Installation view of 《The Cave Is a Stage》 © Seoripul Gallery

《The Cave Is a Stage》 examines the spatial transformation of Seoripul Youth Art Gallery—an exhibition space operating within an underground passageway—and focuses on the human body as the force that activates this transformation. The exhibition presents bodies situated across multiple spaces and worlds.

Yeonjin Kim and Sooyeon Park sensorially visualize the invisible interior of their own bodies, while WONJEONG DEPARTMENT STORE and Mijeong Park address images and perceptions of the body as shaped by media and society. Sohyun Park and Rahee Oh revisit memories inscribed on the bodies of others, mediated through their own bodily experiences.

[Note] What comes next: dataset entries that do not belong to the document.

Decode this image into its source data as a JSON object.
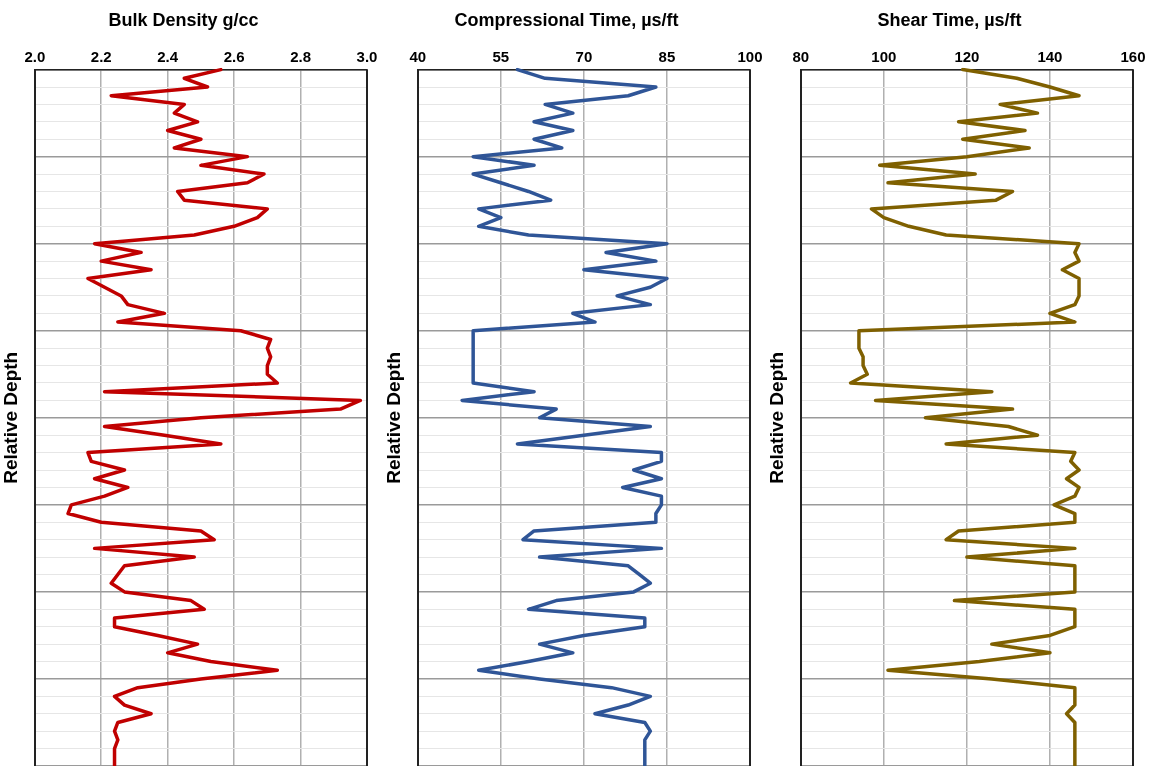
{
  "chart_data": [
    {
      "type": "line",
      "title": "Bulk Density g/cc",
      "ylabel": "Relative Depth",
      "orientation": "horizontal",
      "grid": true,
      "tick_labels": "x",
      "xlim": [
        2.0,
        3.0
      ],
      "xticks": [
        {
          "value": 2.0,
          "label": "2.0"
        },
        {
          "value": 2.2,
          "label": "2.2"
        },
        {
          "value": 2.4,
          "label": "2.4"
        },
        {
          "value": 2.6,
          "label": "2.6"
        },
        {
          "value": 2.8,
          "label": "2.8"
        },
        {
          "value": 3.0,
          "label": "3.0"
        }
      ],
      "categories": [
        null,
        null,
        null,
        null,
        null,
        null,
        null,
        null,
        null,
        null,
        null,
        null,
        null,
        null,
        null,
        null,
        null,
        null,
        null,
        null,
        null,
        null,
        null,
        null,
        null,
        null,
        null,
        null,
        null,
        null,
        null,
        null,
        null,
        null,
        null,
        null,
        null,
        null,
        null,
        null,
        null,
        null,
        null,
        null,
        null,
        null,
        null,
        null,
        null,
        null,
        null,
        null,
        null,
        null,
        null,
        null,
        null,
        null,
        null,
        null,
        null,
        null,
        null,
        null,
        null,
        null,
        null,
        null,
        null,
        null,
        null,
        null,
        null,
        null,
        null,
        null,
        null,
        null,
        null,
        null,
        null
      ],
      "series": [
        {
          "color": "#c00000",
          "values": [
            2.56,
            2.45,
            2.52,
            2.23,
            2.45,
            2.42,
            2.49,
            2.4,
            2.5,
            2.42,
            2.64,
            2.5,
            2.69,
            2.64,
            2.43,
            2.45,
            2.7,
            2.67,
            2.6,
            2.48,
            2.18,
            2.32,
            2.2,
            2.35,
            2.16,
            2.21,
            2.26,
            2.28,
            2.39,
            2.25,
            2.62,
            2.71,
            2.7,
            2.71,
            2.7,
            2.7,
            2.73,
            2.21,
            2.98,
            2.92,
            2.5,
            2.21,
            2.39,
            2.56,
            2.16,
            2.17,
            2.27,
            2.18,
            2.28,
            2.21,
            2.11,
            2.1,
            2.2,
            2.5,
            2.54,
            2.18,
            2.48,
            2.27,
            2.25,
            2.23,
            2.27,
            2.47,
            2.51,
            2.24,
            2.24,
            2.37,
            2.49,
            2.4,
            2.53,
            2.73,
            2.5,
            2.31,
            2.24,
            2.27,
            2.35,
            2.25,
            2.24,
            2.25,
            2.24,
            2.24,
            2.24
          ]
        }
      ]
    },
    {
      "type": "line",
      "title": "Compressional Time, µs/ft",
      "ylabel": "Relative Depth",
      "orientation": "horizontal",
      "grid": true,
      "tick_labels": "x",
      "xlim": [
        40,
        100
      ],
      "xticks": [
        40,
        55,
        70,
        85,
        100
      ],
      "categories": [
        null,
        null,
        null,
        null,
        null,
        null,
        null,
        null,
        null,
        null,
        null,
        null,
        null,
        null,
        null,
        null,
        null,
        null,
        null,
        null,
        null,
        null,
        null,
        null,
        null,
        null,
        null,
        null,
        null,
        null,
        null,
        null,
        null,
        null,
        null,
        null,
        null,
        null,
        null,
        null,
        null,
        null,
        null,
        null,
        null,
        null,
        null,
        null,
        null,
        null,
        null,
        null,
        null,
        null,
        null,
        null,
        null,
        null,
        null,
        null,
        null,
        null,
        null,
        null,
        null,
        null,
        null,
        null,
        null,
        null,
        null,
        null,
        null,
        null,
        null,
        null,
        null,
        null,
        null,
        null,
        null
      ],
      "series": [
        {
          "color": "#2f5597",
          "values": [
            58,
            63,
            83,
            78,
            63,
            68,
            61,
            68,
            61,
            66,
            50,
            61,
            50,
            55,
            60,
            64,
            51,
            55,
            51,
            60,
            85,
            74,
            83,
            70,
            85,
            82,
            76,
            82,
            68,
            72,
            50,
            50,
            50,
            50,
            50,
            50,
            50,
            61,
            48,
            65,
            62,
            82,
            70,
            58,
            84,
            84,
            79,
            84,
            77,
            84,
            84,
            83,
            83,
            61,
            59,
            84,
            62,
            78,
            80,
            82,
            79,
            65,
            60,
            81,
            81,
            70,
            62,
            68,
            60,
            51,
            62,
            75,
            82,
            78,
            72,
            81,
            82,
            81,
            81,
            81,
            81
          ]
        }
      ]
    },
    {
      "type": "line",
      "title": "Shear Time, µs/ft",
      "ylabel": "Relative Depth",
      "orientation": "horizontal",
      "grid": true,
      "tick_labels": "x",
      "xlim": [
        80,
        160
      ],
      "xticks": [
        80,
        100,
        120,
        140,
        160
      ],
      "categories": [
        null,
        null,
        null,
        null,
        null,
        null,
        null,
        null,
        null,
        null,
        null,
        null,
        null,
        null,
        null,
        null,
        null,
        null,
        null,
        null,
        null,
        null,
        null,
        null,
        null,
        null,
        null,
        null,
        null,
        null,
        null,
        null,
        null,
        null,
        null,
        null,
        null,
        null,
        null,
        null,
        null,
        null,
        null,
        null,
        null,
        null,
        null,
        null,
        null,
        null,
        null,
        null,
        null,
        null,
        null,
        null,
        null,
        null,
        null,
        null,
        null,
        null,
        null,
        null,
        null,
        null,
        null,
        null,
        null,
        null,
        null,
        null,
        null,
        null,
        null,
        null,
        null,
        null,
        null,
        null,
        null
      ],
      "series": [
        {
          "color": "#7f6000",
          "values": [
            119,
            132,
            140,
            147,
            128,
            137,
            118,
            134,
            119,
            135,
            120,
            99,
            122,
            101,
            131,
            127,
            97,
            100,
            106,
            115,
            147,
            146,
            147,
            143,
            147,
            147,
            147,
            146,
            140,
            146,
            94,
            94,
            94,
            95,
            95,
            96,
            92,
            126,
            98,
            131,
            110,
            130,
            137,
            115,
            146,
            145,
            147,
            144,
            147,
            146,
            141,
            146,
            146,
            118,
            115,
            146,
            120,
            146,
            146,
            146,
            146,
            117,
            146,
            146,
            146,
            140,
            126,
            140,
            123,
            101,
            126,
            146,
            146,
            146,
            144,
            146,
            146,
            146,
            146,
            146,
            146
          ]
        }
      ]
    }
  ]
}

Installation view of 《The Cave Is a Stage》 © Seoripul Gallery

The exhibition views the gallery itself as a cave. Upon returning to the surface after viewing the exhibition, the sensation of glare prompts the viewer to perceive the exhibition space as a cave. Applying Plato’s allegory of the cave, the glare might be understood as closer to truth, while the exhibition space could be interpreted as the false world one must escape. However, in this exhibition, the cave is not a false world but a stage.

Rather than a stage upon which shadows mistaken for reality flicker, it becomes a stage where worlds, as perceived through each individual body, unfold. Thus, the cave becomes a stage, and the glare becomes the world that one’s body comes to sense.